Casa nostra e la sindrome corsa sul posto

In Italia invece i primi vagiti della stand-up “all’americana” sono arrivati nel 2009 con il collettivo Satiriasi, fondato da Filippo Giardina, Giorgio Montanini e Saverio Raimondo. Oggi la nuova leva è cresciuta – il già citato De Carlo, Edoardo Ferrario, Luca Ravenna, Francesco Fanucchi, Daniele Tinti, Stefano Rapone, Michela Giraud –, riempie teatri e si muove su piattaforme mainstream. La vecchia satira resiste nelle fasce demografiche più mature e in pochi feudi televisivi o cinematografici (su tutti Maurizio Crozza, l’ultimo grande imitatore).

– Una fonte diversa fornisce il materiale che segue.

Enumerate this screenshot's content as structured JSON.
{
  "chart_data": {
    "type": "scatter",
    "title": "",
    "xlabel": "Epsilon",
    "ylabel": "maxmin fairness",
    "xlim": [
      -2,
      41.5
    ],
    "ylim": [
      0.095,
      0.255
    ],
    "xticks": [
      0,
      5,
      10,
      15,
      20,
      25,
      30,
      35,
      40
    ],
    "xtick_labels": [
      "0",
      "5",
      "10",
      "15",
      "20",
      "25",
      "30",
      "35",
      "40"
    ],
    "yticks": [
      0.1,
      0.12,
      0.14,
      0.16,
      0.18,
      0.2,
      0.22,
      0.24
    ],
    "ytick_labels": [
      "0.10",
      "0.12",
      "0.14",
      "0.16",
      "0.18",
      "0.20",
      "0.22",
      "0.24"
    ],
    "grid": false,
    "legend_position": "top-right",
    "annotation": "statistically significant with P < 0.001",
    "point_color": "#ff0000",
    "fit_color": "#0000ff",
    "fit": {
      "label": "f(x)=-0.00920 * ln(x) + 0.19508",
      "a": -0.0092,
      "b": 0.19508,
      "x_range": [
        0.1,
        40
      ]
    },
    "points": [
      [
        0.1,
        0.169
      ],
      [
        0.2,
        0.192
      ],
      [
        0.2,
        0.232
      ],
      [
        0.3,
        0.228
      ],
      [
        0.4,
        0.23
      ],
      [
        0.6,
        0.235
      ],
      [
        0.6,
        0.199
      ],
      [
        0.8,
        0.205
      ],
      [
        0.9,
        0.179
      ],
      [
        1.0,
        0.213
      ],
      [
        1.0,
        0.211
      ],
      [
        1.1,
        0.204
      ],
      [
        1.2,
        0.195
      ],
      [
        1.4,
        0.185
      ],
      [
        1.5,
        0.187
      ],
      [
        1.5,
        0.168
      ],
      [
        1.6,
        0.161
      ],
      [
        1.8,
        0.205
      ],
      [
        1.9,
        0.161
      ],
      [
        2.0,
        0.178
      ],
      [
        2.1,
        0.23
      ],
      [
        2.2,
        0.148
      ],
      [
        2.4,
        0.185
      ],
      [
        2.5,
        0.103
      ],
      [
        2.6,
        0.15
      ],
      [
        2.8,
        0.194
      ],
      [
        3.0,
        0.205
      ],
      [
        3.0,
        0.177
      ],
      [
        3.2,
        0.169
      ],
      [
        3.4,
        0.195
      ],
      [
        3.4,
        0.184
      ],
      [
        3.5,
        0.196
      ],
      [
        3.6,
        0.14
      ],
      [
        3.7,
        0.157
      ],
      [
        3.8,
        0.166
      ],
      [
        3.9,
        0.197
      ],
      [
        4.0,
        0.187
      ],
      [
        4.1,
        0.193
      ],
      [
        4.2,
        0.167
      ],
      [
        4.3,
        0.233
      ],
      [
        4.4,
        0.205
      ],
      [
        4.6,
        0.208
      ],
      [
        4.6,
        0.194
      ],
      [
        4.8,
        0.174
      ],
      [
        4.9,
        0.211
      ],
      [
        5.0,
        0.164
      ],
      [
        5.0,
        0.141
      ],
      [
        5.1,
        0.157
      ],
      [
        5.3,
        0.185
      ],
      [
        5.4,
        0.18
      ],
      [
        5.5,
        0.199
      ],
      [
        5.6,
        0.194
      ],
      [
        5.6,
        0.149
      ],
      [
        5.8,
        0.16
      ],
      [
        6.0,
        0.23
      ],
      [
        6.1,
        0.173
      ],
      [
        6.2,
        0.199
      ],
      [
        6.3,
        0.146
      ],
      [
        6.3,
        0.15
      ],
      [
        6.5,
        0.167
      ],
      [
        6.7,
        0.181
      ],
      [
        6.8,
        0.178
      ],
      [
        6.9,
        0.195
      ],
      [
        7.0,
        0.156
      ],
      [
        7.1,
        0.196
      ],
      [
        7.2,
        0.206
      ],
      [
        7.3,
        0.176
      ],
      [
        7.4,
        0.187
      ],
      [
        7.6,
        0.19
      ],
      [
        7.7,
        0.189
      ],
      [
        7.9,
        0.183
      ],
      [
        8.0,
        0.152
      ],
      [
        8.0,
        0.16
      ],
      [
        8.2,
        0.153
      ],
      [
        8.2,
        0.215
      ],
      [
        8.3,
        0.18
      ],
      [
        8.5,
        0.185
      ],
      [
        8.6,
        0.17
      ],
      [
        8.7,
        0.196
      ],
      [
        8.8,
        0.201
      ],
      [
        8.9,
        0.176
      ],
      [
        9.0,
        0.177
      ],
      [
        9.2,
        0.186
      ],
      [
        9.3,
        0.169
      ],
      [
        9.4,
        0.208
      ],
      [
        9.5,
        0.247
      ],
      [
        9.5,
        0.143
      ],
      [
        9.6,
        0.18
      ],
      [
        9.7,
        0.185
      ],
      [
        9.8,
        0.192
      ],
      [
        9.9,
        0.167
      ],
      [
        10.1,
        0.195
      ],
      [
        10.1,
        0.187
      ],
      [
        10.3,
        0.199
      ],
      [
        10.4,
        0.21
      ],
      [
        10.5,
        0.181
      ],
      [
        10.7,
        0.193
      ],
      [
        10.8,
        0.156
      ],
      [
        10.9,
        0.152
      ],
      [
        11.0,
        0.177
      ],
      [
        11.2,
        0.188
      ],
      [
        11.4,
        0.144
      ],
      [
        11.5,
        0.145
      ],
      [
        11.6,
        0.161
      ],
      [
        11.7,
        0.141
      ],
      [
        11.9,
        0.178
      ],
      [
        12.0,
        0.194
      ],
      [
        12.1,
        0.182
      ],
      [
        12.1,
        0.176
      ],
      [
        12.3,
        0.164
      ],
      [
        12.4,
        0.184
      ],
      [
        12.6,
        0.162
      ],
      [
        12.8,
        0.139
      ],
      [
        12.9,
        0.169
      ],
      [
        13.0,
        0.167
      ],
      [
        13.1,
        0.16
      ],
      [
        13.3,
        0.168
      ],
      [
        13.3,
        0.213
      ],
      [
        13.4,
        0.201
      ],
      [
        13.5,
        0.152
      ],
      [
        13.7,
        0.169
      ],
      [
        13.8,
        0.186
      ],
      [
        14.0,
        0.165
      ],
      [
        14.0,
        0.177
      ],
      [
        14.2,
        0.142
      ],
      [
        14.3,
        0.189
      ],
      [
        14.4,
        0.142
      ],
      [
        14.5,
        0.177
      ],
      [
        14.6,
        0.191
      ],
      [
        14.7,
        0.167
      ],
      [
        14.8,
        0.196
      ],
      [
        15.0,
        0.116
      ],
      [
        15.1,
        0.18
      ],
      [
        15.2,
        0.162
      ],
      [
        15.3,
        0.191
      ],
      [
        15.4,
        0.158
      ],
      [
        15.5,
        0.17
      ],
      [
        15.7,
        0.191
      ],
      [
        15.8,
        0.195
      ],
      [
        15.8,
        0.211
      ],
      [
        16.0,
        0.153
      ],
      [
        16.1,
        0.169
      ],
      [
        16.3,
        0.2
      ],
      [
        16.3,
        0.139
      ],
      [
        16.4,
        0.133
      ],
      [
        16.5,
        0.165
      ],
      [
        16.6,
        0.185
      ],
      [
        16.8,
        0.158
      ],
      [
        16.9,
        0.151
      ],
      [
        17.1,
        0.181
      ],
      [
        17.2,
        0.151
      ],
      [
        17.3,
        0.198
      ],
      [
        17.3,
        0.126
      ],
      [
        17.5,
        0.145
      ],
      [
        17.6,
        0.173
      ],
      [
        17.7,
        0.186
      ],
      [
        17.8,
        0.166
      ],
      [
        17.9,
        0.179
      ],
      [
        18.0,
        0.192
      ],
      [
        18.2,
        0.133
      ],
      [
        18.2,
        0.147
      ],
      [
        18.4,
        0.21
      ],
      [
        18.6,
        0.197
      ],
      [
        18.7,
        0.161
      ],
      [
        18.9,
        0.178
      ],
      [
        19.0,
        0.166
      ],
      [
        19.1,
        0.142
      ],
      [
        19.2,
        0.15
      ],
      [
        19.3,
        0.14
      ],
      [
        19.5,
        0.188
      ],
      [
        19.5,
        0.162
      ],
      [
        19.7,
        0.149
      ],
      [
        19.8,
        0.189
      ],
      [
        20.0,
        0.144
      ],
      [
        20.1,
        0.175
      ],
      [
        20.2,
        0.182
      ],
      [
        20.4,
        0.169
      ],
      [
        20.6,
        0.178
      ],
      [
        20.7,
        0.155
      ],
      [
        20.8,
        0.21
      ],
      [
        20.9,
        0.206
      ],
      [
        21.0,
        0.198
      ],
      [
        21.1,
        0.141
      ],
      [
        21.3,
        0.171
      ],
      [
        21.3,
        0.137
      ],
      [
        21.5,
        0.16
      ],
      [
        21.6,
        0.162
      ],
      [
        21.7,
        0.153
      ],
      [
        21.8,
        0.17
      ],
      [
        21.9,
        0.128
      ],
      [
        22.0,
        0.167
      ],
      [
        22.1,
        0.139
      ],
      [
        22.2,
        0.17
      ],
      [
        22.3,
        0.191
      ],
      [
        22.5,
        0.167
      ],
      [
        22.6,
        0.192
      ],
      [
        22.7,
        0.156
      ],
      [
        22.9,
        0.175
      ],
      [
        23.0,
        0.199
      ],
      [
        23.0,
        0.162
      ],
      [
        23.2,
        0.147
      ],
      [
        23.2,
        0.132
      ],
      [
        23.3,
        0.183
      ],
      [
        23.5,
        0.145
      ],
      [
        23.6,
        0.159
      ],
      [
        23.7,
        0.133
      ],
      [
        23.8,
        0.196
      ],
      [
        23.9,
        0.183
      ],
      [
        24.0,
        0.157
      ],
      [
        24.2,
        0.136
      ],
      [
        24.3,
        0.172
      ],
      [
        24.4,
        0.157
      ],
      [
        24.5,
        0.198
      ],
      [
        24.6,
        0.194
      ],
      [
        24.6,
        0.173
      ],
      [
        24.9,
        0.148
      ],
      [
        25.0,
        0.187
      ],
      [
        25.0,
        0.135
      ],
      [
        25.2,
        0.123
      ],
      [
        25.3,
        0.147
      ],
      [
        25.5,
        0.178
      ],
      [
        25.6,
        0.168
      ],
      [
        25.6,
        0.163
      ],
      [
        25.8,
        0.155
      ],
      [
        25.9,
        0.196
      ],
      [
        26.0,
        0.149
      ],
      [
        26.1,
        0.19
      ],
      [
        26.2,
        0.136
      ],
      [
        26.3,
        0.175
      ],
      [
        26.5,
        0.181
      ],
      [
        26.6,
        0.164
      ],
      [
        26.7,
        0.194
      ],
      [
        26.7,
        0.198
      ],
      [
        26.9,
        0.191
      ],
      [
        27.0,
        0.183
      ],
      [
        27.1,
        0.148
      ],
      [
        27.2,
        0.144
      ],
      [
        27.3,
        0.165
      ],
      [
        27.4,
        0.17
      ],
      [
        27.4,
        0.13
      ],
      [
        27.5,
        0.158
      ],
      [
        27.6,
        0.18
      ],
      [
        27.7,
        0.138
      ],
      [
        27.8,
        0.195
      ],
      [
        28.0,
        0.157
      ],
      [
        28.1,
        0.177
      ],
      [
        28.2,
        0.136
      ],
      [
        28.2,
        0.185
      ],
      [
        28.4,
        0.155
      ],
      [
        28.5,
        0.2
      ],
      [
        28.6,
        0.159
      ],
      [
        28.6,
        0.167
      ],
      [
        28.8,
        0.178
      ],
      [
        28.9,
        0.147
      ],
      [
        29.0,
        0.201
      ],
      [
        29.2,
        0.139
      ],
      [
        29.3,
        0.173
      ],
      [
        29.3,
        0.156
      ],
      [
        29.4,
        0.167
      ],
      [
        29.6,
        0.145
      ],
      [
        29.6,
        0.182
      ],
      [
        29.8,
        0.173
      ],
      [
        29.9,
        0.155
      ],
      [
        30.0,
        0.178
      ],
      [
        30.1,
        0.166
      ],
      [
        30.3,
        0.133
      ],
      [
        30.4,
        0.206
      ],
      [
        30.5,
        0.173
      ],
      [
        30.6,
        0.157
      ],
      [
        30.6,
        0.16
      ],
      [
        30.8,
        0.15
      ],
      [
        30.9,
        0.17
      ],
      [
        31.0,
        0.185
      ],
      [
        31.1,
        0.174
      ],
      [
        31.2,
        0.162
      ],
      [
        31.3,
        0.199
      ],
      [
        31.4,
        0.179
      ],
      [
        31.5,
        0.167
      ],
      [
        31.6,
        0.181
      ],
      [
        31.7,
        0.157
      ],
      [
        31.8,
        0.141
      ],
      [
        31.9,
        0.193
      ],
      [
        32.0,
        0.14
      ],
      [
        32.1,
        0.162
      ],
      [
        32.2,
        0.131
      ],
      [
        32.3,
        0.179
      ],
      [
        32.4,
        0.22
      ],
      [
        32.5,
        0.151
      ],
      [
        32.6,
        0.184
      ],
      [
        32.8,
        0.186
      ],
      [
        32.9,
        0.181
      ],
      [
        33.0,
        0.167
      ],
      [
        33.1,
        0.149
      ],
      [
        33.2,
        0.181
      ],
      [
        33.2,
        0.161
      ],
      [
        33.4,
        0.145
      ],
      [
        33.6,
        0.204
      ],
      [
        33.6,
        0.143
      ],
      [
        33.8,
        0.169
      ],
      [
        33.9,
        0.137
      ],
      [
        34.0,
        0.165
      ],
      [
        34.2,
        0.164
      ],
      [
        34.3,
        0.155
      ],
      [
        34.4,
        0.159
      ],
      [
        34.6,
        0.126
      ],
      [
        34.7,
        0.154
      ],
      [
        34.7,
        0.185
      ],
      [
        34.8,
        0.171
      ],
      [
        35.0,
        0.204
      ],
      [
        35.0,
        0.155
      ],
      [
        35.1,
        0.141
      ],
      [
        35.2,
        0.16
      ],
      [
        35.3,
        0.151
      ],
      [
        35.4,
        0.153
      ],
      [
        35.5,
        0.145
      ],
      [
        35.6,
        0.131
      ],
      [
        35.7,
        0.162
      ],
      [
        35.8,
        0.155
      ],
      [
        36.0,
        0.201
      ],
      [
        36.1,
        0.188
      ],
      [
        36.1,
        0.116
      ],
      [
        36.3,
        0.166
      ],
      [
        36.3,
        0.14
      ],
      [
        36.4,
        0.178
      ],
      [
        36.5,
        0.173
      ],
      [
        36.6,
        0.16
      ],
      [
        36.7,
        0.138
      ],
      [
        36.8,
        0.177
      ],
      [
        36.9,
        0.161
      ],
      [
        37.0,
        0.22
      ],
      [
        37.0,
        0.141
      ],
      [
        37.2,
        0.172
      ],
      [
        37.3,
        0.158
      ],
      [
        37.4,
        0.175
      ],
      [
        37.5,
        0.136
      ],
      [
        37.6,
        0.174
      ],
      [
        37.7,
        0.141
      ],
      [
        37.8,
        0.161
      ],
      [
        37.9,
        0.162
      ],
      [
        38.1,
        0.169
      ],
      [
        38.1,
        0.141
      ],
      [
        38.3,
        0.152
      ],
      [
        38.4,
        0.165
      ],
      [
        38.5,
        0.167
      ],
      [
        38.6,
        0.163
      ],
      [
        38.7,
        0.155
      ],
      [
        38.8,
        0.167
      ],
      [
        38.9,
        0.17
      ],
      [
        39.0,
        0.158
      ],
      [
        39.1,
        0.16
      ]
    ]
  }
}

«La satira è un linguaggio, è naturale che si muova insieme ai cambiamenti della società», dice Ferrario, 38enne romano, uno dei volti più brillanti della nuova comicità italiana. Lo spartiacque è sempre Silvio Berlusconi. Troppo a lungo ha congelato tutto: il potere, l’anti potere e pure la risata. «Per vent’anni – dice Ferrario – la satira politica è stata un sottogenere dell’antiberlusconismo. Programmi interi sono prosperati sulle sue imitazioni e su quelle dei suoi ministri. Ci sono stati anche esempi altissimi, come Corrado Guzzanti, ma nel complesso era una comicità stanca, che ‘corre sul posto’: parli solo al tuo pubblico, già dalla tua parte; lo fai ridere, ma non sposti nulla. Un mondo che non c’è più». «Oggi la società è esplosa, frammentata. L’individuo è il centro di tutto, narra la propria vita e si rende personaggio pubblico. È normale che la satira parli di questo». Il vero nemico, dice Ferrario, non è il politicamente corretto, ma la dittatura dell’algoritmo. Quanto è frustrante competere in un mercato dell’attenzione feroce, dove chiunque può trasformarsi in comico per il tempo di una clip virale di un minuto e mezzo? «È una battaglia nella quale non voglio nemmeno scendere in campo – risponde –. Non mi riguarda. Non posso competere con ragazzini che hanno 20 anni, molto più bravi di me a fare quella cosa. Quel genere di contenuti – ride – viene fruito da persone che stanno cacando la mattina sul cesso. Non è il mio obiettivo produrre comicità che dura il tempo di cinque strappi di carta igienica, spero di realizzare qualcosa che duri un po’ più delle fibre che abbiamo digerito».